For the 2018–19 academic year, Paul Behringer, a Ph.D. student in the History Department, was awarded the prestigious Ernest May Fellowship in History and Policy at the Belfer Center for Science and International Affairs, which is housed in Harvard University’s Kennedy School. As part of the Belfer Center’s commitment to making historical research relevant for policymakers, Behringer is using his time at Harvard to hone his understanding of American military intervention in Siberia during the Russian civil war. Behringer’s dissertation, “U.S. and Japanese Intervention during the Russian Civil War: Violence and Barbarism in the Far East,” is the first in-depth study to examine both the actions and perceptions of complex developments on the ground from the tripartite perspective of American, Russian, and Japanese policymakers. The Japanese role, in particular, has often been marginalized in previous accounts of the war. “Although plenty has been written on the American intervention in the context of U.S.-Russia bilateral relations,” Behringer says, “no one has written a full-length treatment that takes Japan’s role into account. Whereas the Americans sent in about 10,000 soldiers, who were mainly tasked with guarding the railroads, the Japanese dispatched over 70,000 and engaged in combat operations.” The Japanese also stayed in Siberia much longer: while the Americans pulled out in 1920, the Japanese didn’t leave the Russian mainland until 1922.

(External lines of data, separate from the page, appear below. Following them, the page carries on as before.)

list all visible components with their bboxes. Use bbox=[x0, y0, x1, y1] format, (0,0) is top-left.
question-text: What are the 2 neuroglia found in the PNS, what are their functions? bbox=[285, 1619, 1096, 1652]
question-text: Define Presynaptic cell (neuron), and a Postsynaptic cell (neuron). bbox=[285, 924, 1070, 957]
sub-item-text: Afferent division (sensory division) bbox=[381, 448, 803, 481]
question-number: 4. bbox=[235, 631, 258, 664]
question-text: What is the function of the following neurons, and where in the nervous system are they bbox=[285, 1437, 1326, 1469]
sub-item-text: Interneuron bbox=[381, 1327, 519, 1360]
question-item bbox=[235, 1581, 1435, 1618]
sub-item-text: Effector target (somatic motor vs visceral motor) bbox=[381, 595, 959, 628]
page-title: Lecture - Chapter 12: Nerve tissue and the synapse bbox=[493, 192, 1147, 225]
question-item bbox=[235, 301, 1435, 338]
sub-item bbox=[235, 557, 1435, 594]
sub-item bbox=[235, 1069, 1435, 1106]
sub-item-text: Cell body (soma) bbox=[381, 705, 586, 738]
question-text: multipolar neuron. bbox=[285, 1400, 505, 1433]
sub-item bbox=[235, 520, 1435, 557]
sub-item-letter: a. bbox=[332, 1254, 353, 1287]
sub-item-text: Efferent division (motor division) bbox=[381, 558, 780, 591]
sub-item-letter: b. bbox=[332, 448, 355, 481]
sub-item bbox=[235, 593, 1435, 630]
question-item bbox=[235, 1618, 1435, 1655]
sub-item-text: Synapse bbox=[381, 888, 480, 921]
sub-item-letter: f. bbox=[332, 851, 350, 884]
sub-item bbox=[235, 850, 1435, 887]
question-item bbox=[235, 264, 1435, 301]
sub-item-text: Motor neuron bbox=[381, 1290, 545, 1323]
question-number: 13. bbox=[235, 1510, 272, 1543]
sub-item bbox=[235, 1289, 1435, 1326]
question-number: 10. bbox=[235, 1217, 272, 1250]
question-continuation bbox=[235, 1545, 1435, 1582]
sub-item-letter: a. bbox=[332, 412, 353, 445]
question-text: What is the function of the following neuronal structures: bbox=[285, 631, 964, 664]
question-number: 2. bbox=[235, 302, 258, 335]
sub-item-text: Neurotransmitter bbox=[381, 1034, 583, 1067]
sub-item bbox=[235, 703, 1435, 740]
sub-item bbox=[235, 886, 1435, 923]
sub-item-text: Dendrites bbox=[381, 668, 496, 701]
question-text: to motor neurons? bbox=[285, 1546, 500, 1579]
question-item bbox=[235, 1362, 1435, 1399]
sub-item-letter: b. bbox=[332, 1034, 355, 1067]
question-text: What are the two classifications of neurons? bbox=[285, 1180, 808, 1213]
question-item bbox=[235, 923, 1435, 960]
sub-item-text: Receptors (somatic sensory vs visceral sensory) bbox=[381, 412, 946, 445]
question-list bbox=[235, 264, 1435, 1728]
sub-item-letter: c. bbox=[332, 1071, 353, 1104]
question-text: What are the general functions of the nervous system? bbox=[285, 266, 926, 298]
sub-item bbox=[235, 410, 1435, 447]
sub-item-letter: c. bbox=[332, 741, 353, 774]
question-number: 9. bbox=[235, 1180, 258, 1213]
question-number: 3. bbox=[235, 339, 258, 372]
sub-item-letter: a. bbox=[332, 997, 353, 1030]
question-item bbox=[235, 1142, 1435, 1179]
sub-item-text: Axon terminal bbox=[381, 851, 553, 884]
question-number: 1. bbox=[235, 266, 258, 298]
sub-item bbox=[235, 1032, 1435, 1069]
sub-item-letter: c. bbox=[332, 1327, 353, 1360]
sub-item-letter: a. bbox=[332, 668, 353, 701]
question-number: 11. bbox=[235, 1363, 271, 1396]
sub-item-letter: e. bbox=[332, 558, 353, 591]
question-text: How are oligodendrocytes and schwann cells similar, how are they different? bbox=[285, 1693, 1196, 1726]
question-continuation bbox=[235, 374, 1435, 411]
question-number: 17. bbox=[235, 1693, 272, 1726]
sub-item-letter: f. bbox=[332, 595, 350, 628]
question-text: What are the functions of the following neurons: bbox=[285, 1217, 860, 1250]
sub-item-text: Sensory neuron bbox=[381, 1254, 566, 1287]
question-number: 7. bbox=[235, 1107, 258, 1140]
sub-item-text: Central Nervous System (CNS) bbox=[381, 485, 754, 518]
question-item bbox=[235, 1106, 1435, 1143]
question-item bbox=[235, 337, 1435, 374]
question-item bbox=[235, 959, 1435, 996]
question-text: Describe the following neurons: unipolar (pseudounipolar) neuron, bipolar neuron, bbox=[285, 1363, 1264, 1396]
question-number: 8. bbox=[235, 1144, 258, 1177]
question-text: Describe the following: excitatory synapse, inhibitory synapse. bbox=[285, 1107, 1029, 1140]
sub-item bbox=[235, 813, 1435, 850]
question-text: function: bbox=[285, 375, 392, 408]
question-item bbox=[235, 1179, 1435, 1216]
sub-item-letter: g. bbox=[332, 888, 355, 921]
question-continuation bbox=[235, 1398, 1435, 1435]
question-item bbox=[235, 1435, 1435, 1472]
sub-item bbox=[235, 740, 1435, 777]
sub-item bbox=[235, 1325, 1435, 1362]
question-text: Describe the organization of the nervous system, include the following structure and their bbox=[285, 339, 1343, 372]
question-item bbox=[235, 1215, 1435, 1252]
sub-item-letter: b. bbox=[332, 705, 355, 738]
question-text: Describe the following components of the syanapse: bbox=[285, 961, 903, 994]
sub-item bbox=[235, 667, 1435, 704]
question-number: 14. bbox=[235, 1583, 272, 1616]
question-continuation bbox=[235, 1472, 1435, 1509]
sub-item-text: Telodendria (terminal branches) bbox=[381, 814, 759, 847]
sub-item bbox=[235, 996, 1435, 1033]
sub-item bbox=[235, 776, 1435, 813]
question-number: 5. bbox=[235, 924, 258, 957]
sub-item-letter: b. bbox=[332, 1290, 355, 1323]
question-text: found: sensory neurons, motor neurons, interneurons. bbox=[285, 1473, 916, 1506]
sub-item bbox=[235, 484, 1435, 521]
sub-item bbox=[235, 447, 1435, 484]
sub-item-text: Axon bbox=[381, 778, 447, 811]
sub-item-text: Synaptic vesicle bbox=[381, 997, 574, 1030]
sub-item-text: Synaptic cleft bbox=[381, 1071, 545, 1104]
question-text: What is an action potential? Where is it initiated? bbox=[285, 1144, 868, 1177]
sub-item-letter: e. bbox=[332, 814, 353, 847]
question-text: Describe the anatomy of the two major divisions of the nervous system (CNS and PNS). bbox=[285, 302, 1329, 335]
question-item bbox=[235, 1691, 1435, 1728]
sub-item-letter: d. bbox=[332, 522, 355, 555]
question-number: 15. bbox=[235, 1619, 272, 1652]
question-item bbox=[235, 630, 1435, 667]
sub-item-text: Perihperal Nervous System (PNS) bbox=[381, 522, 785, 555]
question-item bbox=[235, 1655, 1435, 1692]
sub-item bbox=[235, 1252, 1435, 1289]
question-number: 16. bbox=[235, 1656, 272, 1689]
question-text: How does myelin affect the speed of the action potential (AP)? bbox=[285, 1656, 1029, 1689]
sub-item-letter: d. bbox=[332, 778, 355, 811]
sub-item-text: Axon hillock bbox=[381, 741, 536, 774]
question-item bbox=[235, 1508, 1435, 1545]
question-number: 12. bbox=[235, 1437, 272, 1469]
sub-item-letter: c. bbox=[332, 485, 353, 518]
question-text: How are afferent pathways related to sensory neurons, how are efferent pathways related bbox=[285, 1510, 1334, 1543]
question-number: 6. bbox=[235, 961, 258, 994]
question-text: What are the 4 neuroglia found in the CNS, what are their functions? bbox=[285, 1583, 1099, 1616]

In his quest to narrate a fuller picture of the Russian civil war in Siberia, Behringer has traveled throughout the world in search of rarely consulted archival material. In addition to files held at the National Archives, Library of Congress, Stanford, Columbia, Princeton, and Harvard, he has also examined papers and reports in the National Diet Library in Tokyo. In Russia, he has obtained access to archives as far afield as Vladivostok, Khabarovsk, Chita, in addition to Moscow. Amid such a large amount of historical data, Behringer continues to be fascinated by the unexpected twists and turns of history, particularly when they can be illustrated by the dramatic life stories of individual people. To Behringer, one of the most fascinating figures is Grigorii Semenov, a Buriat Cossack who first saw combat duty on the Eastern Front during World War I. When the Russian civil war broke out, however, Semenov, with Japanese assistance, managed to establish a short-lived anti-Bolshevik state based in the Siberian city of Chita. When the Japanese withdrew their armies in 1922, Semenov fled to the United States, only to return to Japanese-held Manchuria, where he was finally captured and executed by the Soviets after World War II. “I think his story is a great metaphor for the strange twists and turns of the Russian Civil War and foreign intervention and its lasting impact on Northeast Asia,” Behringer observed.
As part of his research in Russia, Behringer spent six months living in the far eastern city of Vladivostok, just across the border from North Korea. He believes that living in the places that he studies makes history come alive in a way that is otherwise unattainable. “It was important for me to live in Vladivostok to get a better sense how people experienced the intervention there a hundred years ago,” he says. “I know what it’s like to have hiked its steep hills, and I’ve felt the piercing wind and seen the mist rising off the frozen Golden Horn on a sunny winter morning. I’ve been to the train station, which is still standing from the period, and walked down the streets where American and Japanese soldiers marched on parade.” Behringer currently expects to complete his dissertation in Spring 2020.